Belanda melalui utusanya yang bernama Van Cappellen pada 14 Mei 1849 mendatangi raja Mataram. Van Cappellen membawa pesan dari Jendral Michiels yang pada intinya menyanggupi tawaran bantuan raja Mataram tiga tahun yang lalu untuk menyediakan pasukan.
Pada 18 Mei 1849, Jendral Michiels mengirimkan 10 kapal untuk mengangkut pasukan bantuan dari Mataram. Jumlah pasukan itu kurang lebih 4.000 dan dipimpin oleh I Gusti Gde Rai. Pasukan ini tiba di Pelabuhan Amuk pada 19 Mei.

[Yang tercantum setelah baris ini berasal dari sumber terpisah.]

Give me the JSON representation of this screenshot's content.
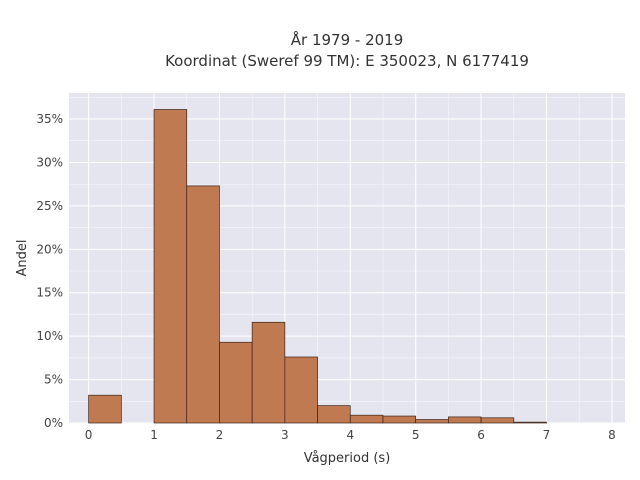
{
  "chart_data": {
    "type": "bar",
    "title_lines": [
      "År 1979 - 2019",
      "Koordinat (Sweref 99 TM): E 350023, N 6177419"
    ],
    "xlabel": "Vågperiod (s)",
    "ylabel": "Andel",
    "xlim": [
      -0.3,
      8.2
    ],
    "ylim": [
      0,
      0.38
    ],
    "x_ticks": [
      0,
      1,
      2,
      3,
      4,
      5,
      6,
      7,
      8
    ],
    "x_tick_labels": [
      "0",
      "1",
      "2",
      "3",
      "4",
      "5",
      "6",
      "7",
      "8"
    ],
    "y_ticks": [
      0,
      0.05,
      0.1,
      0.15,
      0.2,
      0.25,
      0.3,
      0.35
    ],
    "y_tick_labels": [
      "0%",
      "5%",
      "10%",
      "15%",
      "20%",
      "25%",
      "30%",
      "35%"
    ],
    "grid": true,
    "bins": [
      {
        "x0": 0.0,
        "x1": 0.5,
        "value": 0.032
      },
      {
        "x0": 1.0,
        "x1": 1.5,
        "value": 0.361
      },
      {
        "x0": 1.5,
        "x1": 2.0,
        "value": 0.273
      },
      {
        "x0": 2.0,
        "x1": 2.5,
        "value": 0.093
      },
      {
        "x0": 2.5,
        "x1": 3.0,
        "value": 0.116
      },
      {
        "x0": 3.0,
        "x1": 3.5,
        "value": 0.076
      },
      {
        "x0": 3.5,
        "x1": 4.0,
        "value": 0.02
      },
      {
        "x0": 4.0,
        "x1": 4.5,
        "value": 0.009
      },
      {
        "x0": 4.5,
        "x1": 5.0,
        "value": 0.008
      },
      {
        "x0": 5.0,
        "x1": 5.5,
        "value": 0.004
      },
      {
        "x0": 5.5,
        "x1": 6.0,
        "value": 0.007
      },
      {
        "x0": 6.0,
        "x1": 6.5,
        "value": 0.006
      },
      {
        "x0": 6.5,
        "x1": 7.0,
        "value": 0.001
      }
    ],
    "colors": {
      "bar_fill": "#c07a52",
      "bar_edge": "#3a2418",
      "plot_bg": "#e5e5ef",
      "grid": "#ffffff"
    }
  }
}
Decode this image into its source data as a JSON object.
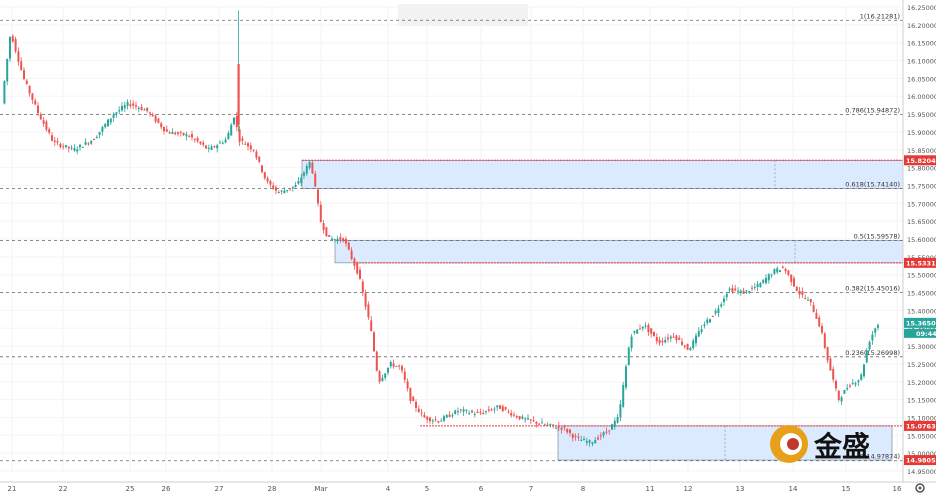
{
  "chart_data": {
    "type": "candlestick",
    "ylim": [
      14.95,
      16.25
    ],
    "y_ticks": [
      "16.25000",
      "16.20000",
      "16.15000",
      "16.10000",
      "16.05000",
      "16.00000",
      "15.95000",
      "15.90000",
      "15.85000",
      "15.80000",
      "15.75000",
      "15.70000",
      "15.65000",
      "15.60000",
      "15.55000",
      "15.50000",
      "15.45000",
      "15.40000",
      "15.35000",
      "15.30000",
      "15.25000",
      "15.20000",
      "15.15000",
      "15.10000",
      "15.05000",
      "15.00000",
      "14.95000"
    ],
    "x_ticks": [
      "21",
      "22",
      "25",
      "26",
      "27",
      "28",
      "Mar",
      "4",
      "5",
      "6",
      "7",
      "8",
      "11",
      "12",
      "13",
      "14",
      "15",
      "16"
    ],
    "fib_levels": [
      {
        "label": "1(16.21281)",
        "value": 16.21281
      },
      {
        "label": "0.786(15.94872)",
        "value": 15.94872
      },
      {
        "label": "0.618(15.74140)",
        "value": 15.7414
      },
      {
        "label": "0.5(15.59578)",
        "value": 15.59578
      },
      {
        "label": "0.382(15.45016)",
        "value": 15.45016
      },
      {
        "label": "0.236(15.26998)",
        "value": 15.26998
      },
      {
        "label": "0(14.97874)",
        "value": 14.97874
      }
    ],
    "zones": [
      {
        "top": 15.82049,
        "bottom": 15.7414
      },
      {
        "top": 15.59578,
        "bottom": 15.53315
      },
      {
        "top": 15.07636,
        "bottom": 14.98058
      }
    ],
    "price_tags": [
      {
        "label": "15.82049",
        "value": 15.82049,
        "color": "#e53935"
      },
      {
        "label": "15.53315",
        "value": 15.53315,
        "color": "#e53935"
      },
      {
        "label": "15.07636",
        "value": 15.07636,
        "color": "#e53935"
      },
      {
        "label": "14.98058",
        "value": 14.98058,
        "color": "#e53935"
      },
      {
        "label": "15.36502",
        "value": 15.36502,
        "color": "#26a69a"
      }
    ],
    "timer_label": "09:44",
    "colors": {
      "up": "#26a69a",
      "down": "#ef5350",
      "zone": "#dbeafe",
      "resistance": "#e53935"
    }
  },
  "brand": {
    "logo_text": "金盛"
  }
}
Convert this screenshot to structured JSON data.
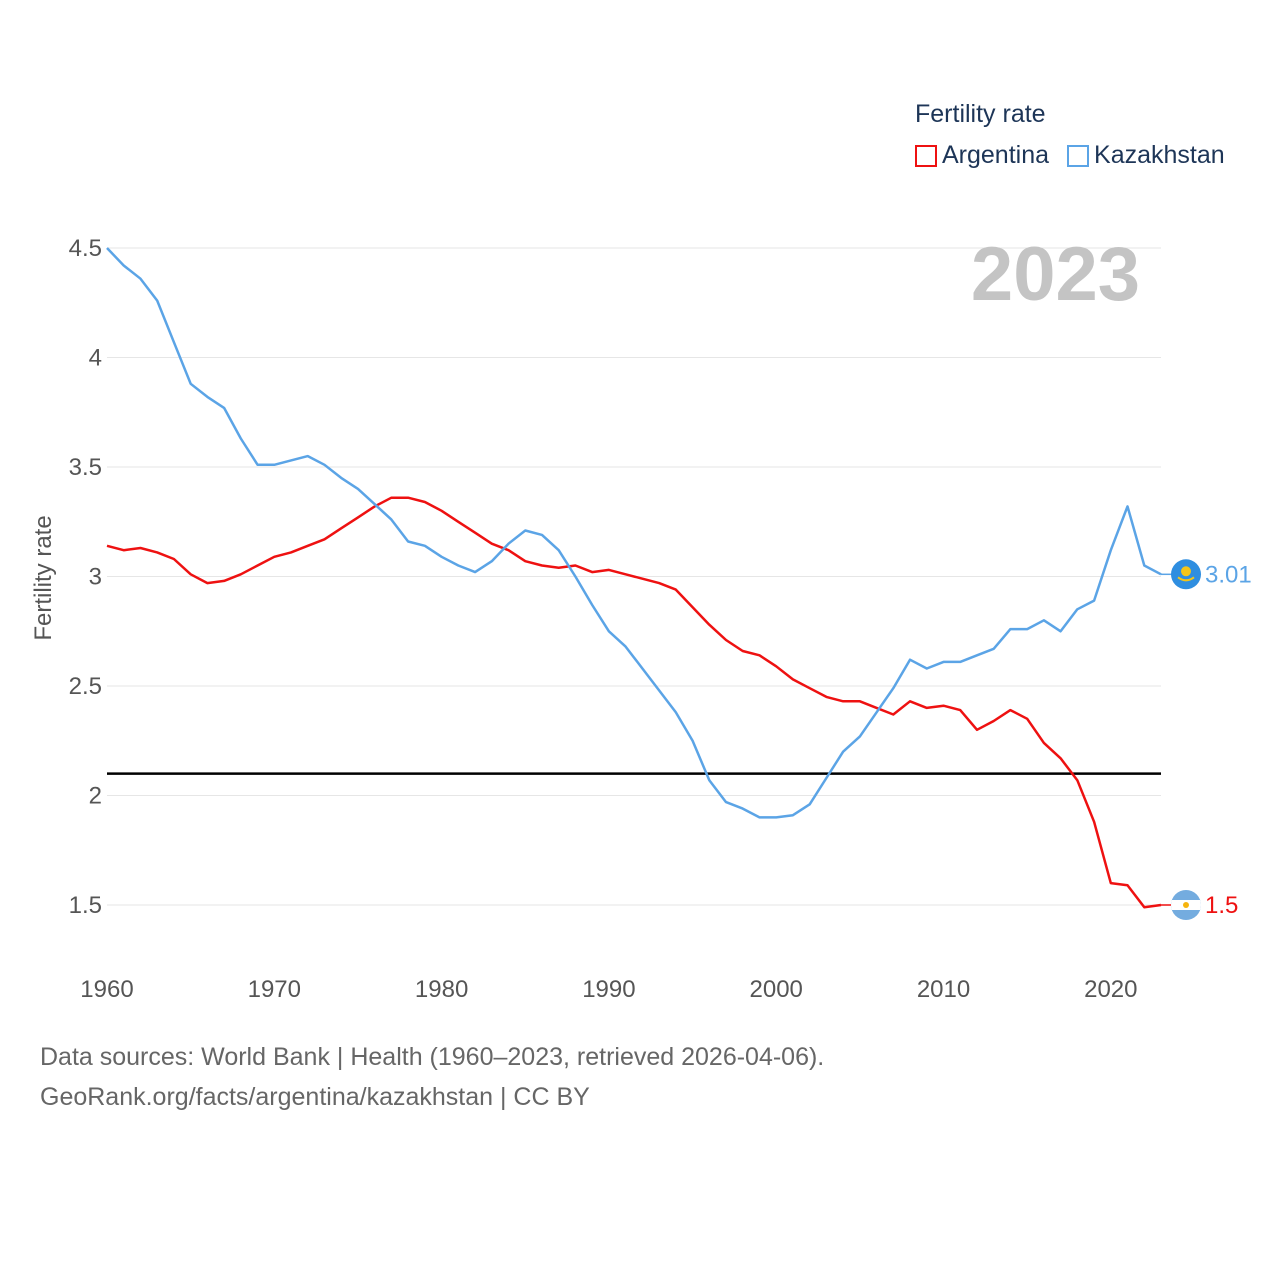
{
  "chart_data": {
    "type": "line",
    "title": "",
    "year_label": "2023",
    "legend_title": "Fertility rate",
    "xlabel": "",
    "ylabel": "Fertility rate",
    "xlim": [
      1960,
      2023
    ],
    "ylim": [
      1.25,
      4.5
    ],
    "x_ticks": [
      1960,
      1970,
      1980,
      1990,
      2000,
      2010,
      2020
    ],
    "x_tick_labels": [
      "1960",
      "1970",
      "1980",
      "1990",
      "2000",
      "2010",
      "2020"
    ],
    "y_ticks": [
      1.5,
      2,
      2.5,
      3,
      3.5,
      4,
      4.5
    ],
    "y_tick_labels": [
      "1.5",
      "2",
      "2.5",
      "3",
      "3.5",
      "4",
      "4.5"
    ],
    "reference_line": 2.1,
    "x": [
      1960,
      1961,
      1962,
      1963,
      1964,
      1965,
      1966,
      1967,
      1968,
      1969,
      1970,
      1971,
      1972,
      1973,
      1974,
      1975,
      1976,
      1977,
      1978,
      1979,
      1980,
      1981,
      1982,
      1983,
      1984,
      1985,
      1986,
      1987,
      1988,
      1989,
      1990,
      1991,
      1992,
      1993,
      1994,
      1995,
      1996,
      1997,
      1998,
      1999,
      2000,
      2001,
      2002,
      2003,
      2004,
      2005,
      2006,
      2007,
      2008,
      2009,
      2010,
      2011,
      2012,
      2013,
      2014,
      2015,
      2016,
      2017,
      2018,
      2019,
      2020,
      2021,
      2022,
      2023
    ],
    "series": [
      {
        "name": "Argentina",
        "color": "#ee1111",
        "end_label": "1.5",
        "flag": "argentina-flag",
        "values": [
          3.14,
          3.12,
          3.13,
          3.11,
          3.08,
          3.01,
          2.97,
          2.98,
          3.01,
          3.05,
          3.09,
          3.11,
          3.14,
          3.17,
          3.22,
          3.27,
          3.32,
          3.36,
          3.36,
          3.34,
          3.3,
          3.25,
          3.2,
          3.15,
          3.12,
          3.07,
          3.05,
          3.04,
          3.05,
          3.02,
          3.03,
          3.01,
          2.99,
          2.97,
          2.94,
          2.86,
          2.78,
          2.71,
          2.66,
          2.64,
          2.59,
          2.53,
          2.49,
          2.45,
          2.43,
          2.43,
          2.4,
          2.37,
          2.43,
          2.4,
          2.41,
          2.39,
          2.3,
          2.34,
          2.39,
          2.35,
          2.24,
          2.17,
          2.07,
          1.88,
          1.6,
          1.59,
          1.49,
          1.5
        ]
      },
      {
        "name": "Kazakhstan",
        "color": "#5ba4e6",
        "end_label": "3.01",
        "flag": "kazakhstan-flag",
        "values": [
          4.5,
          4.42,
          4.36,
          4.26,
          4.07,
          3.88,
          3.82,
          3.77,
          3.63,
          3.51,
          3.51,
          3.53,
          3.55,
          3.51,
          3.45,
          3.4,
          3.33,
          3.26,
          3.16,
          3.14,
          3.09,
          3.05,
          3.02,
          3.07,
          3.15,
          3.21,
          3.19,
          3.12,
          3.0,
          2.87,
          2.75,
          2.68,
          2.58,
          2.48,
          2.38,
          2.25,
          2.07,
          1.97,
          1.94,
          1.9,
          1.9,
          1.91,
          1.96,
          2.08,
          2.2,
          2.27,
          2.38,
          2.49,
          2.62,
          2.58,
          2.61,
          2.61,
          2.64,
          2.67,
          2.76,
          2.76,
          2.8,
          2.75,
          2.85,
          2.89,
          3.12,
          3.32,
          3.05,
          3.01
        ]
      }
    ]
  },
  "footer": {
    "line1": "Data sources: World Bank | Health (1960–2023, retrieved 2026-04-06).",
    "line2": "GeoRank.org/facts/argentina/kazakhstan | CC BY"
  }
}
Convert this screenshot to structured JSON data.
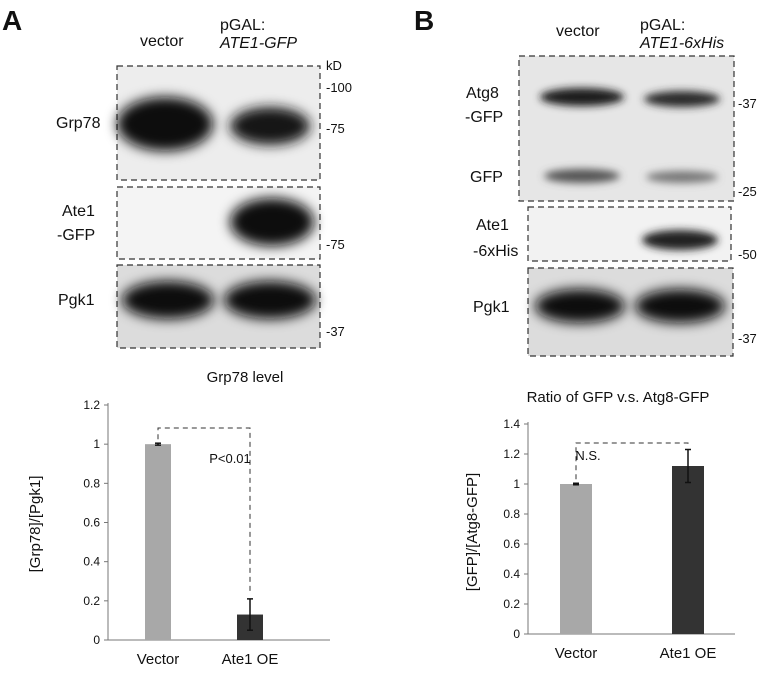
{
  "panel_a": {
    "letter": "A",
    "col_vector": "vector",
    "col_pgal": "pGAL:",
    "col_construct": "ATE1-GFP",
    "kd": "kD",
    "blots": [
      {
        "label": [
          "Grp78"
        ],
        "markers": [
          "-100",
          "-75"
        ]
      },
      {
        "label": [
          "Ate1",
          "-GFP"
        ],
        "markers": [
          "-75"
        ]
      },
      {
        "label": [
          "Pgk1"
        ],
        "markers": [
          "-37"
        ]
      }
    ]
  },
  "panel_b": {
    "letter": "B",
    "col_vector": "vector",
    "col_pgal": "pGAL:",
    "col_construct": "ATE1-6xHis",
    "blots": [
      {
        "label": [
          "Atg8",
          "-GFP",
          "GFP"
        ],
        "markers": [
          "-37",
          "-25"
        ]
      },
      {
        "label": [
          "Ate1",
          "-6xHis"
        ],
        "markers": [
          "-50"
        ]
      },
      {
        "label": [
          "Pgk1"
        ],
        "markers": [
          "-37"
        ]
      }
    ]
  },
  "chart_data": [
    {
      "type": "bar",
      "title": "Grp78 level",
      "xlabel": "",
      "ylabel": "[Grp78]/[Pgk1]",
      "categories": [
        "Vector",
        "Ate1 OE"
      ],
      "values": [
        1.0,
        0.13
      ],
      "errors": [
        0.005,
        0.08
      ],
      "colors": [
        "#a8a8a8",
        "#333333"
      ],
      "ylim": [
        0,
        1.2
      ],
      "yticks": [
        "0",
        "0.2",
        "0.4",
        "0.6",
        "0.8",
        "1",
        "1.2"
      ],
      "significance": "P<0.01"
    },
    {
      "type": "bar",
      "title": "Ratio of GFP v.s. Atg8-GFP",
      "xlabel": "",
      "ylabel": "[GFP]/[Atg8-GFP]",
      "categories": [
        "Vector",
        "Ate1 OE"
      ],
      "values": [
        1.0,
        1.12
      ],
      "errors": [
        0.005,
        0.11
      ],
      "colors": [
        "#a8a8a8",
        "#333333"
      ],
      "ylim": [
        0,
        1.4
      ],
      "yticks": [
        "0",
        "0.2",
        "0.4",
        "0.6",
        "0.8",
        "1",
        "1.2",
        "1.4"
      ],
      "significance": "N.S."
    }
  ]
}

Tanggal 20 Mei, bersama dengan I Gusti Made Jungutan, seorang patih Karangasem yang membelot dan memilih bergabung dengan pasukan Mataram, menyerbu desa Ujung dan selanjutnya meneruskan serangan ke puri Karangasem. Dalam usahanya mempertahankan puri, raja Karangasem gugur.
Raja Buleleng sendiri, bersama dengan patih Jelantik menyingkir ke desa Balepundak. Oleh pasukan Mataram, mereka terus dikejar. Pertempuran sengit pun terjadi di Balepundak. Dalam pertempuran ini, raja Buleleng dan patih Jelantik gugur.
Selanjutnya pada 24 Mei, pasukan Mataram bergabung dengan pasukan Belanda pimpinan Jendral Michiels dan Letkol Van Swieten. Pasukan gabungan ini terlibat pertempuran di Goa Lawah, lawan yang dihadapi adalah pasukan Dewa Agung dari Klungkung dan pasukan Dewa Pahang dari Gianyar. Klungkung dan Gianyar dapat dipukul mundur, dan tepat pada pukul 3 sore, Belanda berhasil menduduki Kusamba.
Nasib malang menimpa Jendral Michiels, tanggal 25 Mei, lewat serangan mendadak yang dilakukan pasukan Klungkung, ia tertembak dan meninggal tepat tengah malam. Atas kematian Jendral Michiels, komando pimpinan diserahkan pada Letkol Van Swieten
Sebagai bukti pasukan Mataram telah berhasil mengalahkan Buleleng dan Karangasem. Bertempat di Padang Bai, pimpinan pasukan Mataram, I Gusti Gde Rai pada 28 Mei, menyerahkan tiga buah keris kepada Letkol Van Swieten. Tiga keris itu masing masing milik raja Buleleng, raja Karangasem dan patih I Gusti Jelantik.
Atas jasanya membantu Belanda, Mataram dan Belanda pada 21 Juli 1849, membuat kesepakatan yang terdiri dari 17 pasal dan pasal terakhir menyebutkan; "Tanpa ijin pemerintah Belanda, Karangasem tidak akan diperkenankan jatuh kepada raja lain, kecuali raja Mataram". (Parimartha:2011;34)
Dengan adanya perjanjian itu, maka sah sudah Karangasem milik Mataram. Menindaklanjuti hal tersebut, raja Mataram akhirnya mengirim dua orang keponakanya untuk mulai memerintah di Karangasem. Dua kemenakanya itu bernama I Gusti Gde Putu dan I Gusti Gde Oka.
Demikian kisah singkat Mataram dalam usahanya menempatkan Karangasem dalam wilayah kekuasaanya.